Revolution erupts in Vienna in March 1848,…
1840 CE to 1851 CE
Revolution erupts in Vienna in March 1848, forcing Austria's Chancellor Klemens von Metternich to flee the capital.
Unrest breaks out in Hungary on March 15, when radicals and students storm the Buda fortress to release political prisoners.
A day later, the Diet's liberal-dominated lower house demands establishment of a national government responsible to an elected parliament, and on March 22 a new national cabinet takes power with Count Louis Batthyany as chairman, Kossuth as minister of finance, and Szechenyi as minister of public works.
Under duress, the Diet's upper house approves a sweeping reform package, signed by Ferdinand, that alters almost every aspect of Hungary's economic, social, and political life.
These so-called April Laws create independent Hungarian ministries of defense and finance, and the new government claims the right to issue currency through its own central bank.

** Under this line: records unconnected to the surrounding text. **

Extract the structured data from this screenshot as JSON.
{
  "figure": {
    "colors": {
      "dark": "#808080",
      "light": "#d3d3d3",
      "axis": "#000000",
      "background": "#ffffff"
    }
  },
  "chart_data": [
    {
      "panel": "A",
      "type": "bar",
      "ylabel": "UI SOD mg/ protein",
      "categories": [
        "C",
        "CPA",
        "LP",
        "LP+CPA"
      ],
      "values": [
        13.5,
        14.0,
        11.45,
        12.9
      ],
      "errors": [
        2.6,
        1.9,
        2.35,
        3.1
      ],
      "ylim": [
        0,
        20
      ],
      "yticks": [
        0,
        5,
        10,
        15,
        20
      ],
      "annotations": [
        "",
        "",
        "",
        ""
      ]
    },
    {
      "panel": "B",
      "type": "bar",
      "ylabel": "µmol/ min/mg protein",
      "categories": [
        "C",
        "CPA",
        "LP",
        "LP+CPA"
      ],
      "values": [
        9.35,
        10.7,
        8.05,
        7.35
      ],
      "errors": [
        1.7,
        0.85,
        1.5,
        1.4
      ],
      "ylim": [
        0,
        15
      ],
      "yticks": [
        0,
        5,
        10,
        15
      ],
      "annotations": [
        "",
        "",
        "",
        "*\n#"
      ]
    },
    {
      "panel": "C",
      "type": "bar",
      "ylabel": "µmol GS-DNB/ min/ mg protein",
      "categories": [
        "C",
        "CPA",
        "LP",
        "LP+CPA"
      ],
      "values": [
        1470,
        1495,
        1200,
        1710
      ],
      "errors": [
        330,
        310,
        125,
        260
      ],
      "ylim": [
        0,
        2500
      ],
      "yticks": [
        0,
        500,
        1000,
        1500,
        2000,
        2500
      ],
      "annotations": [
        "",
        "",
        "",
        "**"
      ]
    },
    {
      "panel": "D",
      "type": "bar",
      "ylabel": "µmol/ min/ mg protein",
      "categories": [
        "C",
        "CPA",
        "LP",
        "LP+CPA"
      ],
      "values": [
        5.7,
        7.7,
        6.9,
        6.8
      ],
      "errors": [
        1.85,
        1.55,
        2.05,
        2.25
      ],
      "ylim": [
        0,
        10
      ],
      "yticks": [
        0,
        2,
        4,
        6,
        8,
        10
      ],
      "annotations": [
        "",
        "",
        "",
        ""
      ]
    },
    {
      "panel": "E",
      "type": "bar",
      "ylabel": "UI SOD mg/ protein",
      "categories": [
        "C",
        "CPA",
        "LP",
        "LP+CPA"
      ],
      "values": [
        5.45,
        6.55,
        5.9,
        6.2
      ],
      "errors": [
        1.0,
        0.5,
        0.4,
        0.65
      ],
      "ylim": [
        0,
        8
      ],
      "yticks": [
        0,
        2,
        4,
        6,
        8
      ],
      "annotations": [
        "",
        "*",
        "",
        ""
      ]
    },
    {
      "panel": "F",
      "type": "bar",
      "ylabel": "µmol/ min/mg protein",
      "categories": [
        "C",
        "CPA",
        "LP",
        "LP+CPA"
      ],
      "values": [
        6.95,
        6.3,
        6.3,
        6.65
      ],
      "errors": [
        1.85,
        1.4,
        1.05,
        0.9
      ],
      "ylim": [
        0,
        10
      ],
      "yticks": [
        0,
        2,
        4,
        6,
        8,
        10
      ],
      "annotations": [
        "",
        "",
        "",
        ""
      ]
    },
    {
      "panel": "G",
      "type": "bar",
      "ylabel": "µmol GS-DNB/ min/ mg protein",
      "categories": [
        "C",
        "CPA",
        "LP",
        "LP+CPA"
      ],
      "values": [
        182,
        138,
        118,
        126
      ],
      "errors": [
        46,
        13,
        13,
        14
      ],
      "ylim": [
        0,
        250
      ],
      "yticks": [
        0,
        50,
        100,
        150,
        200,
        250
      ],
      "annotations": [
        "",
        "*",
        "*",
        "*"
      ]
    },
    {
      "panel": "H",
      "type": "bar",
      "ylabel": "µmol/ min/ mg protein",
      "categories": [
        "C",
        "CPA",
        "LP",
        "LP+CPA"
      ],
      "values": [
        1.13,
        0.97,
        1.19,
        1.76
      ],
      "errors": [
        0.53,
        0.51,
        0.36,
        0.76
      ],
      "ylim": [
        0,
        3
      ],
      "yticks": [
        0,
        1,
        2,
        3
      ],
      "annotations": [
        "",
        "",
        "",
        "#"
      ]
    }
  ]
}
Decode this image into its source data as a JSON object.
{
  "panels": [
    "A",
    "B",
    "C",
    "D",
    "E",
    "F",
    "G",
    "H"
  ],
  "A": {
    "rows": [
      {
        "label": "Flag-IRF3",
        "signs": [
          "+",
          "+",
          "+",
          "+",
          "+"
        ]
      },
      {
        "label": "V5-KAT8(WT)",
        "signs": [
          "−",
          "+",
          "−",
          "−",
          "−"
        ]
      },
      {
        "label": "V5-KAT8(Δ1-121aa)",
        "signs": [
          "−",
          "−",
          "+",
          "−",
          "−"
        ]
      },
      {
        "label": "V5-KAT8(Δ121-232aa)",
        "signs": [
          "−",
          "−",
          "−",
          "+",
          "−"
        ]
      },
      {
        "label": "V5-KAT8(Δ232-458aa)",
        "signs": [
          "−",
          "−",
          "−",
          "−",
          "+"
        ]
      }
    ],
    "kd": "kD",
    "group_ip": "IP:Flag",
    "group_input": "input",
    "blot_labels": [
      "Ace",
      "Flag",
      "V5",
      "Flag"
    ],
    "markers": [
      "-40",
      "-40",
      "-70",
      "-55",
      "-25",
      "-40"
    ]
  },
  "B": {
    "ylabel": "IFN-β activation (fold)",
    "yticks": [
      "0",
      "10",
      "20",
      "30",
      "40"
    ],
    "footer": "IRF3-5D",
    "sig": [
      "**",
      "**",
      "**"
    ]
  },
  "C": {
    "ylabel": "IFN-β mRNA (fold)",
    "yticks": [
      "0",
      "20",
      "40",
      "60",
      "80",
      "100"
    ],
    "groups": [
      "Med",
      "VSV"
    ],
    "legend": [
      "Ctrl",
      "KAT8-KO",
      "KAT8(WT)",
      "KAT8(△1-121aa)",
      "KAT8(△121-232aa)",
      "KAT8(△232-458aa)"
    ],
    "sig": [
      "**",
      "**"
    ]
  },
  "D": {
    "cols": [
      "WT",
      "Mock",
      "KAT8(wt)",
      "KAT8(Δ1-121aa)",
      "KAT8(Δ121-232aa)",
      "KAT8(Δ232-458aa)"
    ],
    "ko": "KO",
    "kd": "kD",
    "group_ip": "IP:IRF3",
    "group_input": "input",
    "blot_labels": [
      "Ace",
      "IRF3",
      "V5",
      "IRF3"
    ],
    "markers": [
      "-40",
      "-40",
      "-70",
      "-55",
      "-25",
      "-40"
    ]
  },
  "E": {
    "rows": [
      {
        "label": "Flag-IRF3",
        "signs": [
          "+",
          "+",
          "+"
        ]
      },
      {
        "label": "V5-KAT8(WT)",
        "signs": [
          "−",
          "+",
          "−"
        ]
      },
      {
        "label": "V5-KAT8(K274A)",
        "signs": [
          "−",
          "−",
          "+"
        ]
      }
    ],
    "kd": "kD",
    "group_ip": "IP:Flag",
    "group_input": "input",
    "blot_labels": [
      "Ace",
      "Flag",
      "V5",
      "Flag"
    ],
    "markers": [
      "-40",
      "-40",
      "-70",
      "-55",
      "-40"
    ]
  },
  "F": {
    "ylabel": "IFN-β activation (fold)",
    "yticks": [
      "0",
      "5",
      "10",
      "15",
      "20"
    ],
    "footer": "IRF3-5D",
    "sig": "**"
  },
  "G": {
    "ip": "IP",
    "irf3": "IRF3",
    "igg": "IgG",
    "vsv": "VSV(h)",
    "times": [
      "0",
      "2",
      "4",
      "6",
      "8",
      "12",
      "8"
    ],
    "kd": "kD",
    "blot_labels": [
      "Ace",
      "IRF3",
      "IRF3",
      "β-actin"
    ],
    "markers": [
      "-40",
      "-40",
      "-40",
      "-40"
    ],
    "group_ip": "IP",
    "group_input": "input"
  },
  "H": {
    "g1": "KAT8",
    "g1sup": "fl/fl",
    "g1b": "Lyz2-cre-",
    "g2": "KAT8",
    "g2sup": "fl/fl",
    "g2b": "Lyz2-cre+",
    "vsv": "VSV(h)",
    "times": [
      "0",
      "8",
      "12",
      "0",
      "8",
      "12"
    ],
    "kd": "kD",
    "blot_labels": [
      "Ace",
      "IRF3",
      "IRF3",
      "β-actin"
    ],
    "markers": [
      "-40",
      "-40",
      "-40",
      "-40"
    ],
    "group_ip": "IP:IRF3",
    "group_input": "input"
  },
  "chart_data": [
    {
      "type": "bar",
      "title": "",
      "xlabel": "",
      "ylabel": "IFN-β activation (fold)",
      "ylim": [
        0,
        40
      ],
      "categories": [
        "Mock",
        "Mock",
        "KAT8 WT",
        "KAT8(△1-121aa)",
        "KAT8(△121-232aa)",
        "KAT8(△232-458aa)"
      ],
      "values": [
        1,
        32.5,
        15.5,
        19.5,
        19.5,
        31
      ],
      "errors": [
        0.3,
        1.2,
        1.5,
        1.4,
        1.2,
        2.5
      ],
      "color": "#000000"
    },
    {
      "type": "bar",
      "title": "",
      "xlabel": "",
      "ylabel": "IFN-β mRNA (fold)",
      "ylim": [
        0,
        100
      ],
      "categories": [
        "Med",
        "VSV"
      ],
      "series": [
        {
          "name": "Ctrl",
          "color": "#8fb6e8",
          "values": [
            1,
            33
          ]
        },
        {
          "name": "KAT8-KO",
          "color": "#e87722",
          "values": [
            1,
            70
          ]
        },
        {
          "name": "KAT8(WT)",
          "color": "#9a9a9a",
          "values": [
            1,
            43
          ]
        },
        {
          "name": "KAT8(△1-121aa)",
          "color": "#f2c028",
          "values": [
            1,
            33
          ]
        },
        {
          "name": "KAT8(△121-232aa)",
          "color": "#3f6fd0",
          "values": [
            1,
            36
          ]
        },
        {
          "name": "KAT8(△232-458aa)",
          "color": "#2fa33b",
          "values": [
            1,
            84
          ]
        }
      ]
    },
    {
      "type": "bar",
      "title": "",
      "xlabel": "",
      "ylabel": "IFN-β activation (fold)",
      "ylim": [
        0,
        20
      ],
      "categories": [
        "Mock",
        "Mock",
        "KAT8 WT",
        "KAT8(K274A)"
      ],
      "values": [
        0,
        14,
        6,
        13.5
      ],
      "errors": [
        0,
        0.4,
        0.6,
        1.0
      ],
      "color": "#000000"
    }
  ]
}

Guilds lose their privileges; the nobles become subject to taxation; entail, tithes, and the corvee are abolished; some peasants become freehold proprietors of the land they work; freedom of the press and assembly are created; a Hungarian national guard is established; and Transylvania is brought under Hungarian rule.
The non-Magyar ethnic groups in Hungary fear the nationalism of the new Hungarian government, and Transylvanian Germans and Romanians oppose the incorporation of Transylvania into Hungary.
The Vienna government enlists the minorities in the first attempt to overthrow the Hungarian government.
Josip Jelačić—a fanatic anti-Hungarian—becomes governor of Croatia on March 22 and severs relations with the Hungarian government a month later.
By summer the revolution's momentum begins to wane.
The Austrians order the Hungarian Diet to dissolve, but the order goes unheeded.
In September Jelacic leads an army into Hungary.
Batthyany resigns, and a mob lynches the imperial commander in Pest.
A committee of national defense under Kossuth takes control, authorizes the establishment of a Hungarian army, and issues paper money to fund it.
On October 30, 1848, imperial troops enter Vienna and suppress a workers' uprising, effectively ending the revolution everywhere in the empire except Hungary, where Kossuth's army ha overcome Jelacic 's forces.
In December Ferdinand abdicates in favor of Franz Joseph (1848-1916), who claims more freedom of action because, unlike Ferdinand, he has given no pledge to respect the April Laws.
The Magyars, however, refuse to recognize him as their king because he is never crowned.